With respect to McKesson’s motion to dismiss the entire complaints in each of the 173 cases, Judge Bartle dismissed the fraud-based claims with prejudice, and the remaining counts without prejudice “on the ground that plaintiffs have failed to satisfy the requirements of Rule 8(a) of the Federal Rules of Civil Procedure,” id, by filing complaints in which the “deficiencies” were “manifest” and that did not contain “a short and plain statement of the claim showing that” the plaintiffs were “entitled to relief.” Id. The court also, sua sponte, dismissed the remaining claims without prejudice as to Merck, to avoid the “unmitigated confusion” that would result if different complaints were pending against the two defendants. Id. at 4. In closing, the court “urge[d]” plaintiffs’ counsel “not to repeat the same behavior here with respect to any future filings” in the MDL. Id. at 4-5.

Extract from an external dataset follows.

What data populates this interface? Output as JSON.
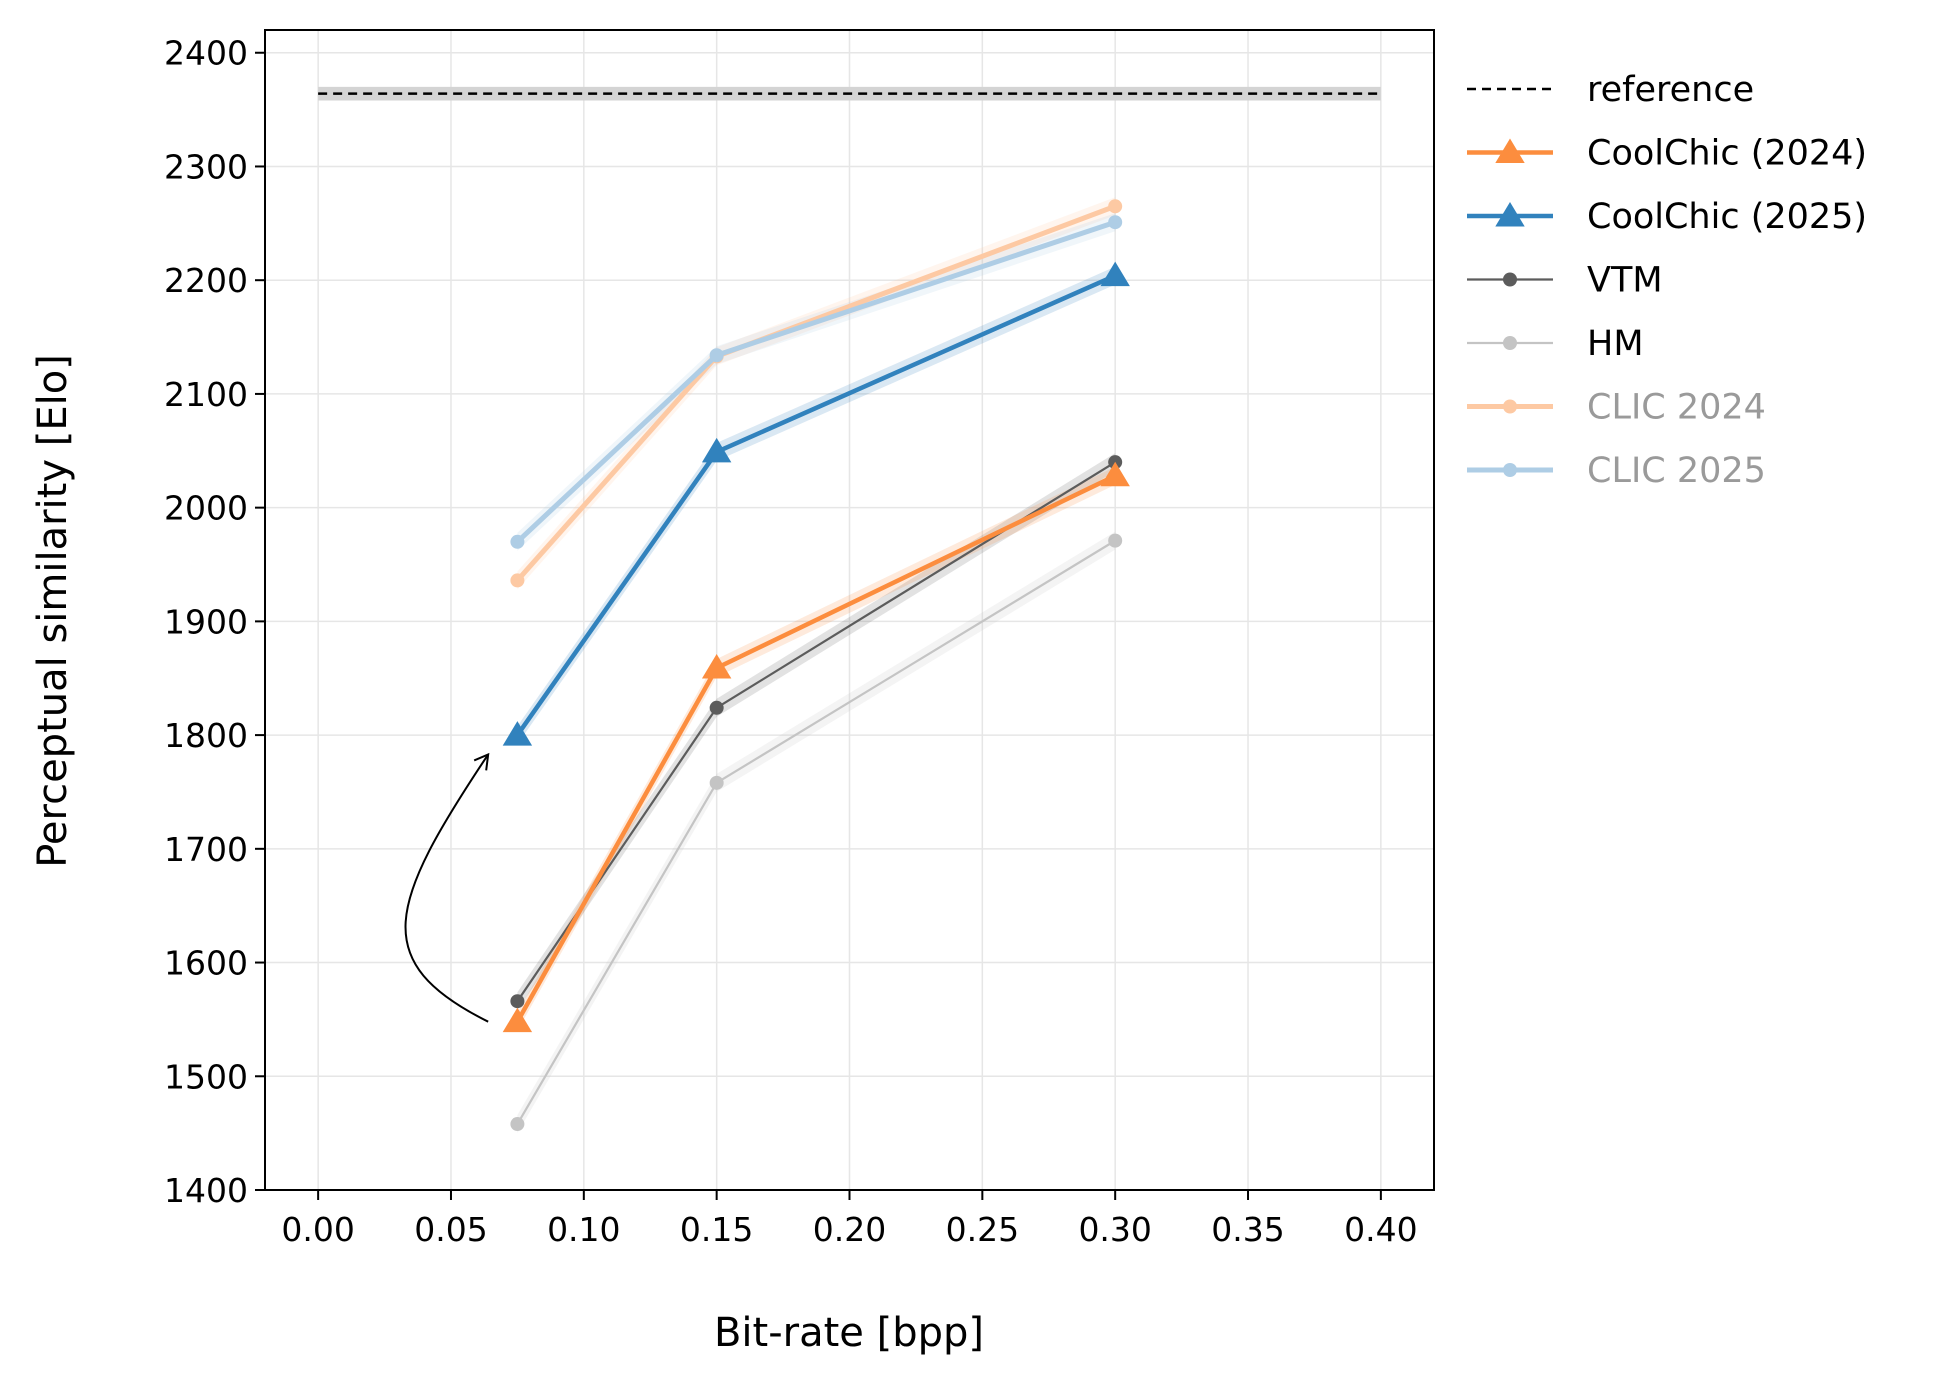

But that wasn’t Judge Bartle’s final punch. In his separate Pretrial Order (the second of our linked documents), the judge ordered that re-filed amended complaints not exceed 40 pages. He then called out a plaintiffs’ firm by name, ordering that firm never to file another complaint or amended complaint longer than 40 pages and stating that any overlength pleading would be dismissed “without prejudice on [the court’s] own motion.” Pretrial Order No. 172, at 2.

We spend much of our professional life in the largely-unchecked world of MDL “master complaints” that list dozens and dozens of possible claims, and of plaintiffs’ lawyers who “incorporate” every single claim into every single short-form complaint filed on behalf of an individual plaintiff. Facilitating the MDL “cattle call” mentality in which plaintiffs’ firms assemble “inventories” of hundreds or thousands of cases without ever meeting the individual plaintiffs, this regime has never made a bit of sense and has allowed plaintiffs’ complaints to become procedural exercises lacking all significance. It has also permitted cases to remain pending for years and years during which no one – least of all the plaintiffs themselves – have any idea what the “real” claims are, let alone whether any claim has merit. We have lost track of the number of times we have expressed, in these pages, our frustration at the resulting MDL “parking lots.”

So we would love this decision even if it didn’t involve a bit of our professional history. The fact that it evokes decades-old memories of a fresh-faced associate only makes it sweeter. We are sure there is more to come in the Zostavax MDL, and we will keep you posted.